Improving the measurement resolution in BOTDR sensor with optimized wavelet denoising strategy
by Mustafa Essa Hamzah, Mohd Saiful Dzulkefly Zan, Abdulwahhab Essa Hamzah, Mohd Faisal Ibrahim, Ahmad Ashrif A. Bakar, Hisham Mohamad, Yosuke Tanaka
Signal averaging imposes a significant trade-off between measurement time and measurand resolution in a sub-meter differential cross-spectrum Brillouin optical time domain reflectometry (DCS-BOTDR). This article introduces an optimized post-processing strategy that integrates wavelet denoising (WD) function with a traditional Lorentzian curve fitting (LCF) under relatively low signal averages to mitigate this problem. Symlet, Daubechies, Coiflet, and Biorthogonal Spline WD functions with a 4-level decomposition were executed on a six-core CPU utilizing a single-program-multiple-data (SPMD) paradigm and compared. Experimental validation was executed over distances of 350 meters and 1.21 kilometers of single-mode fiber. The experimental results demonstrate a 2.7 times reduction in required signal averages, in which the proposed LCF + WD method achieved a 2.7 MHz Brillouin frequency shift (BFS) resolution with only 21000 averages, a performance that required 56000 averages using the LCF method alone.
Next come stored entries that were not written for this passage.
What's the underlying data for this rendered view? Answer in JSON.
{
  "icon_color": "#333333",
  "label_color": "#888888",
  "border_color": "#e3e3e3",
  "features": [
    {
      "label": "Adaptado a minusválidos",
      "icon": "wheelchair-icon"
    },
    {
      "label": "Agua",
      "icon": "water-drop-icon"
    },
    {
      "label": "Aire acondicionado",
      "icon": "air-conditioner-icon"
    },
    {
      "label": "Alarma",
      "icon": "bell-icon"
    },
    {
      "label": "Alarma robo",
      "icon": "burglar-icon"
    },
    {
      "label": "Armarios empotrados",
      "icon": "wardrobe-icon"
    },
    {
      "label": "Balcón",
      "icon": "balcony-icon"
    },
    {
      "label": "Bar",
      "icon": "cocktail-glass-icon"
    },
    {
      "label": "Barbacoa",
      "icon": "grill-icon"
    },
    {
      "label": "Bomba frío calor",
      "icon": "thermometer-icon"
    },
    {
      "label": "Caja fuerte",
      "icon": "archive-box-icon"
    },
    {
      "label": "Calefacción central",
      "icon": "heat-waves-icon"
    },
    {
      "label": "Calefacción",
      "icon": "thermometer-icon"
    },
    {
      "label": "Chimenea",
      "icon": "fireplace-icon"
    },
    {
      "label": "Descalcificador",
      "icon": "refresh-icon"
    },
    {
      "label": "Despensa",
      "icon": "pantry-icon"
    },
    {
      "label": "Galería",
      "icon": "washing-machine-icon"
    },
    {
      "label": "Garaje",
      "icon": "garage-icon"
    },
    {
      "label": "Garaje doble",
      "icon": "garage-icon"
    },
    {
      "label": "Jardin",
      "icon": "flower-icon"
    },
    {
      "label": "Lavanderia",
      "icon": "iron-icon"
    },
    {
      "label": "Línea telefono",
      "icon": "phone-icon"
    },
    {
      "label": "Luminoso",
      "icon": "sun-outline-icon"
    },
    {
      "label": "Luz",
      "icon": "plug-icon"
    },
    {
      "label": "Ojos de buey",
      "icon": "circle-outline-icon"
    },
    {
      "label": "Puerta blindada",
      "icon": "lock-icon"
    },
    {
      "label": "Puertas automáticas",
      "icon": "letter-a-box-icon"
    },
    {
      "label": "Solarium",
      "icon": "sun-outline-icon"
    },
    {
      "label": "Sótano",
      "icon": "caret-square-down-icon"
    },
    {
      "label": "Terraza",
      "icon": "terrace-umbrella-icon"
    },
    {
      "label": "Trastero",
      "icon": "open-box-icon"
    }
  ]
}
To manage the computational load on the large experimental datasets, the algorithm was implemented on a parallel six-core architecture, accelerating the data processing speed by up to 4.8 times compared to serial computation. The method also successfully preserved a 0.4 m spatial resolution and improved temperature resolution to 3°C across a 1.21 km fiber at just 14000 signal averages. In comparison to other methods such as machine learning-based enhancements, the proposed strategy presents a more straightforward, training-free execution that attains comparable BFS and temperature resolutions without the necessity of extensive datasets or rigorous model training. Together with the multicore architecture, the proposed strategy is particularly beneficial for real-time distributed sensing applications where computational resources may be constrained.